Harnessing Energy: A Journey Through the Ages

Pinkesh Sachdev, a product marketing engineer at Linear Technology, part of Analog Devices, dives into the role of monitoring and switching power in cars.

Today’s cars come packed with electronics powering heated seats, air conditioning, navigation, infotainment, and safety features, enhancing comfort and the overall driving experience. It’s hard to imagine, but just over a century ago, cars had no electrical components. They were started with hand cranks, used acetylene gas for headlights, and had bells to warn pedestrians. Fast forward to now, and vehicles are on the verge of becoming fully electrical systems with minimal mechanical parts, essentially transforming into high-tech digital devices.

This shift is driven by the need to reduce oil dependency for availability and environmental reasons and to boost safety in combustion, hybrid, and electric vehicles. As cars swap out mechanical systems for electronic ones, monitoring and managing power consumption becomes crucial. Keeping a close eye on power use in an electric vehicle reassures drivers and helps extend battery life.

Anyone who has driven an electric car has likely experienced range anxiety—the fear of the battery dying before reaching a destination. Unlike hybrid car owners, who can rely on a gasoline engine, electric car drivers have to find charging stations, which can be scarce and time-consuming. Therefore, continuously and accurately monitoring the power use of each electronic system is vital. This data can help drivers optimize battery life and extend their driving range.

Additionally, disconnecting idle modules from the power supply can save energy. Monitoring the current and power levels of sub-systems can also detect abnormal trends, predicting potential failures, and alerting the need for maintenance before problems occur.

The advantages of monitoring power and energy extend to diagnostics. Fault logging and wireless access to data facilitate quicker repairs, lowering costs and reducing downtime.

Monitor and Control

To keep track of an electronic system’s power consumption, continuous measurement of both current and voltage is required. Voltage is directly measured using an analog-to-digital converter (ADC). If the ADC input range is lower than the monitored voltage, a resistive divider might be needed.

For current measurements, a sense resistor is placed in the power path to measure its voltage drop. A transconductance amplifier then converts this high-side sense voltage into a current output, which passes through a gain-setting resistor, creating a ground-referenced voltage proportional to the load current.

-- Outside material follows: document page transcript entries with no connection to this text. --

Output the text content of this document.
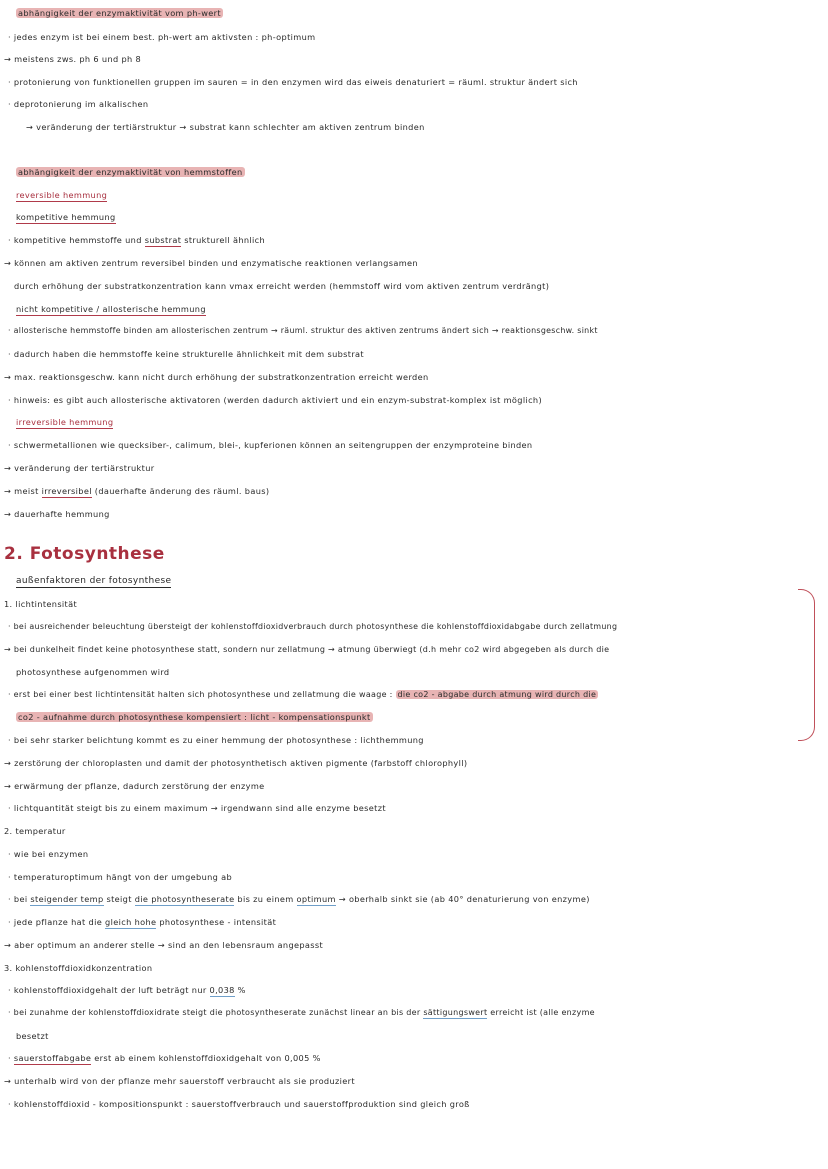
abhängigkeit der enzymaktivität vom ph-wert
· jedes enzym ist bei einem best. ph-wert am aktivsten : ph-optimum
→ meistens zws. ph 6 und ph 8
· protonierung von funktionellen gruppen im sauren = in den enzymen wird das eiweis denaturiert = räuml. struktur ändert sich
· deprotonierung im alkalischen
→ veränderung der tertiärstruktur → substrat kann schlechter am aktiven zentrum binden
abhängigkeit der enzymaktivität von hemmstoffen
reversible hemmung
kompetitive hemmung
· kompetitive hemmstoffe und substrat strukturell ähnlich
→ können am aktiven zentrum reversibel binden und enzymatische reaktionen verlangsamen
durch erhöhung der substratkonzentration kann vmax erreicht werden (hemmstoff wird vom aktiven zentrum verdrängt)
nicht kompetitive / allosterische hemmung
· allosterische hemmstoffe binden am allosterischen zentrum → räuml. struktur des aktiven zentrums ändert sich → reaktionsgeschw. sinkt
· dadurch haben die hemmstoffe keine strukturelle ähnlichkeit mit dem substrat
→ max. reaktionsgeschw. kann nicht durch erhöhung der substratkonzentration erreicht werden
· hinweis: es gibt auch allosterische aktivatoren (werden dadurch aktiviert und ein enzym-substrat-komplex ist möglich)
irreversible hemmung
· schwermetallionen wie quecksiber-, calimum, blei-, kupferionen können an seitengruppen der enzymproteine binden
→ veränderung der tertiärstruktur
→ meist irreversibel (dauerhafte änderung des räuml. baus)
→ dauerhafte hemmung
2. Fotosynthese
außenfaktoren der fotosynthese
1. lichtintensität
· bei ausreichender beleuchtung übersteigt der kohlenstoffdioxidverbrauch durch photosynthese die kohlenstoffdioxidabgabe durch zellatmung
→ bei dunkelheit findet keine photosynthese statt, sondern nur zellatmung → atmung überwiegt (d.h mehr co2 wird abgegeben als durch die
photosynthese aufgenommen wird
· erst bei einer best lichtintensität halten sich photosynthese und zellatmung die waage : die co2 - abgabe durch atmung wird durch die
co2 - aufnahme durch photosynthese kompensiert : licht - kompensationspunkt
· bei sehr starker belichtung kommt es zu einer hemmung der photosynthese : lichthemmung
→ zerstörung der chloroplasten und damit der photosynthetisch aktiven pigmente (farbstoff chlorophyll)
→ erwärmung der pflanze, dadurch zerstörung der enzyme
· lichtquantität steigt bis zu einem maximum → irgendwann sind alle enzyme besetzt
2. temperatur
· wie bei enzymen
· temperaturoptimum hängt von der umgebung ab
· bei steigender temp steigt die photosyntheserate bis zu einem optimum → oberhalb sinkt sie (ab 40° denaturierung von enzyme)
· jede pflanze hat die gleich hohe photosynthese - intensität
→ aber optimum an anderer stelle → sind an den lebensraum angepasst
3. kohlenstoffdioxidkonzentration
· kohlenstoffdioxidgehalt der luft beträgt nur 0,038 %
· bei zunahme der kohlenstoffdioxidrate steigt die photosyntheserate zunächst linear an bis der sättigungswert erreicht ist (alle enzyme
besetzt
· sauerstoffabgabe erst ab einem kohlenstoffdioxidgehalt von 0,005 %
→ unterhalb wird von der pflanze mehr sauerstoff verbraucht als sie produziert
· kohlenstoffdioxid - kompositionspunkt : sauerstoffverbrauch und sauerstoffproduktion sind gleich groß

This voltage is suitable for feeding into an ADC.

To minimize power loss, the sense voltage is kept to just a few tens of millivolts, requiring an amplifier input offset better than 100µV. Power calculation involves multiplying the voltage and current readings, which a microcontroller or processor can manage via ADC data. Monitoring energy consumption entails accumulating (adding) these power readings over time.

When it comes to switching power, automotive circuits traditionally use electromechanical relays. However, to save space, these relays are often replaced with solid-state switches like n-channel and p-channel MOSFETs. This change allows all components to be placed on the same printed circuit board (PCB) and assembled through a single solder reflow process.